What is the burden of antimicrobial resistance genes in selected ready-to-eat foods?

This study will use sequencing to estimate the diversity of antimicrobial resistance (AMR) genes in selected ready-to-eat (RTE) foods. This will give insights into the burden and source of AMR genes in the gut microbiome, which could be a key driver of AMR.

Last updated: 29 March 2019

Background

AMR is a high priority area for the UK government and a worldwide concern. There has been a focus on the prevalence of AMR genes in raw meats due to concerns about carryover from agriculture. There is however an evidence gap concerning the presence of AMR genes in RTE foods. As RTE foods are generally consumed without further processing, any bacteria and AMR genes present have an increased chance of coming into contact with the human gut microbiome.
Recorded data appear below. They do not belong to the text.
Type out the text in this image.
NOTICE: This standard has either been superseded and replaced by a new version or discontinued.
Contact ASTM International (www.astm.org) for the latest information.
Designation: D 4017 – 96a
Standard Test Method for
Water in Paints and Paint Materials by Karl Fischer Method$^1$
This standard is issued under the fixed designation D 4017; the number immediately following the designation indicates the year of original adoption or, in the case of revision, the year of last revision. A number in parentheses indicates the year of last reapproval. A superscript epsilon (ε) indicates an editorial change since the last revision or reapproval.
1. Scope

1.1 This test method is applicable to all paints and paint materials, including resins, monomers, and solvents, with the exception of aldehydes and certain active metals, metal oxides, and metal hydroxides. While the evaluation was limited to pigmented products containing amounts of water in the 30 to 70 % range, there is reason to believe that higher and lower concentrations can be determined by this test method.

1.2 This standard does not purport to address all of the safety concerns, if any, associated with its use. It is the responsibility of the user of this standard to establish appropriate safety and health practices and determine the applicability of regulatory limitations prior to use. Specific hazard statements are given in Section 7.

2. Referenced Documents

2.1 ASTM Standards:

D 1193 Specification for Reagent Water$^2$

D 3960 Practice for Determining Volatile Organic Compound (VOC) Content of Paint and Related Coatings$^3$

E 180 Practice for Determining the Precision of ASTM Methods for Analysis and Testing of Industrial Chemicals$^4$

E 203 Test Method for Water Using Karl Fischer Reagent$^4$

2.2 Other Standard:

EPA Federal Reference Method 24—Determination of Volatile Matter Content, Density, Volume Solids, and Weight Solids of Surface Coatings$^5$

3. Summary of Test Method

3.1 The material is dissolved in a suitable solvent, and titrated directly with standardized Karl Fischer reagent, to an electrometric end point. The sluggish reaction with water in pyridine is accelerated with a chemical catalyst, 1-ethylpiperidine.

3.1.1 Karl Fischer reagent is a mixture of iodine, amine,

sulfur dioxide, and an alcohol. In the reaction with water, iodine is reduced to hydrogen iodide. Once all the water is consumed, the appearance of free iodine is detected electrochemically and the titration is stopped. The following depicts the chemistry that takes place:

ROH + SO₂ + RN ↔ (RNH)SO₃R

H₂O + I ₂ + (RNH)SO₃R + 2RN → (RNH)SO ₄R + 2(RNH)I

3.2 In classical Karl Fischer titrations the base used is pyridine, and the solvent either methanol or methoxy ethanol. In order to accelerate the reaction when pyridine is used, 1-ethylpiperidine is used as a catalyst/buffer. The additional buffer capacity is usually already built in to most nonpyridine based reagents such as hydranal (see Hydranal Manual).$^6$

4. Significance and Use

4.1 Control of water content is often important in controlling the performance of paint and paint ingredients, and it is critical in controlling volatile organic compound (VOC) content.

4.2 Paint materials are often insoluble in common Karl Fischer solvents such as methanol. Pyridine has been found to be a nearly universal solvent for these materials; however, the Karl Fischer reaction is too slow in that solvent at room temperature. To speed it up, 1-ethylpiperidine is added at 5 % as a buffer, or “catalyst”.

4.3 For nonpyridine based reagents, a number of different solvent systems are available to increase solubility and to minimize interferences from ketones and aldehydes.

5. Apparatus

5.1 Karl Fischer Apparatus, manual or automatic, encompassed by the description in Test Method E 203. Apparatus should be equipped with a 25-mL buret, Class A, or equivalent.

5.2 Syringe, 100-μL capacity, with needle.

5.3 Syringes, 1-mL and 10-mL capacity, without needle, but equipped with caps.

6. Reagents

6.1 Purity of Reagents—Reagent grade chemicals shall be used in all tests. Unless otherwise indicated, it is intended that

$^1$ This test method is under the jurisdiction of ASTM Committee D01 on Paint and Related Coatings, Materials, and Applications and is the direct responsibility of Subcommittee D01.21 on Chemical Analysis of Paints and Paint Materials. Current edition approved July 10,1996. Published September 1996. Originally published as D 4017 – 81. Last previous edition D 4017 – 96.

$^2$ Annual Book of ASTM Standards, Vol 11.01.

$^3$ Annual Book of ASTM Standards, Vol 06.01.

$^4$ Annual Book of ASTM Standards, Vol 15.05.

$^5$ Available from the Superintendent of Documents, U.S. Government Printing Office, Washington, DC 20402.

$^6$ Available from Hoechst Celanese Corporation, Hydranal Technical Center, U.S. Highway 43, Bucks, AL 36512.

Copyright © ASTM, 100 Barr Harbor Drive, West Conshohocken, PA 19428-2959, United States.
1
This could be an important dietary driver of AMR and evidence is needed to assess the contribution from this source. The data gathered will also inform future risk assessments on AMR and RTE foods.

Objectives and Approach

An evidence gap has been identified on the prevalence of AMR genes in RTE foods, as much of the surveillance is currently in raw retail meats.
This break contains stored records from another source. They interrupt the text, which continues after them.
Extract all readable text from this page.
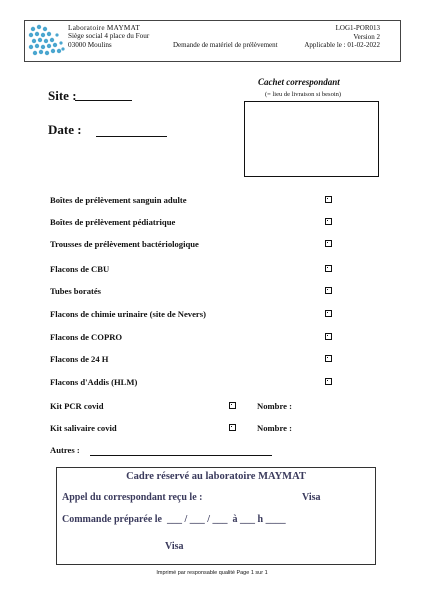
Laboratoire MAYMAT
Siège social 4 place du Four
03000 Moulins	Demande de matériel de prélèvement
LOG1-POR013
Version 2
Applicable le : 01-02-2022
Site :
Date :
Cachet correspondant
(= lieu de livraison si besoin)
Boîtes de prélèvement sanguin adulte
Boîtes de prélèvement pédiatrique
Trousses de prélèvement bactériologique
Flacons de CBU
Tubes boratés
Flacons de chimie urinaire (site de Nevers)
Flacons de COPRO
Flacons de 24 H
Flacons d'Addis (HLM)
Kit PCR covid	Nombre :
Kit salivaire covid	Nombre :
Autres :
Cadre réservé au laboratoire MAYMAT
Appel du correspondant reçu le :	Visa
Commande préparée le  ___ / ___ / ___  à ___ h ____
Visa
Imprimé par responsable qualité Page 1 sur 1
This study aims to sample RTE foods at retail to determine the prevalence of AMR genes. The work should provide data on the relative abundance of AMR genes and allow an estimate to be made of consumer exposure.

A brief literature review of existing prevalence data will guide the sampling strategy. Samples will be selected from four broad categories; cooked meats, dairy products, seafood and fresh produce, and will be representative of UK consumption.

All 1000 samples will be screened to determine presence of bacteria and suitability for sequencing. 256 samples will be selected for full metagenomic sequencing to determine the prevalence of AMR genes. 

A small subset will also be sequenced using the emerging PromethION platform from Oxford Nanopore Technologies. The PromethION may provide additional information such as the genomic location and hosts of the AMR genes, which may be relevant for assessment of multidrug resistance.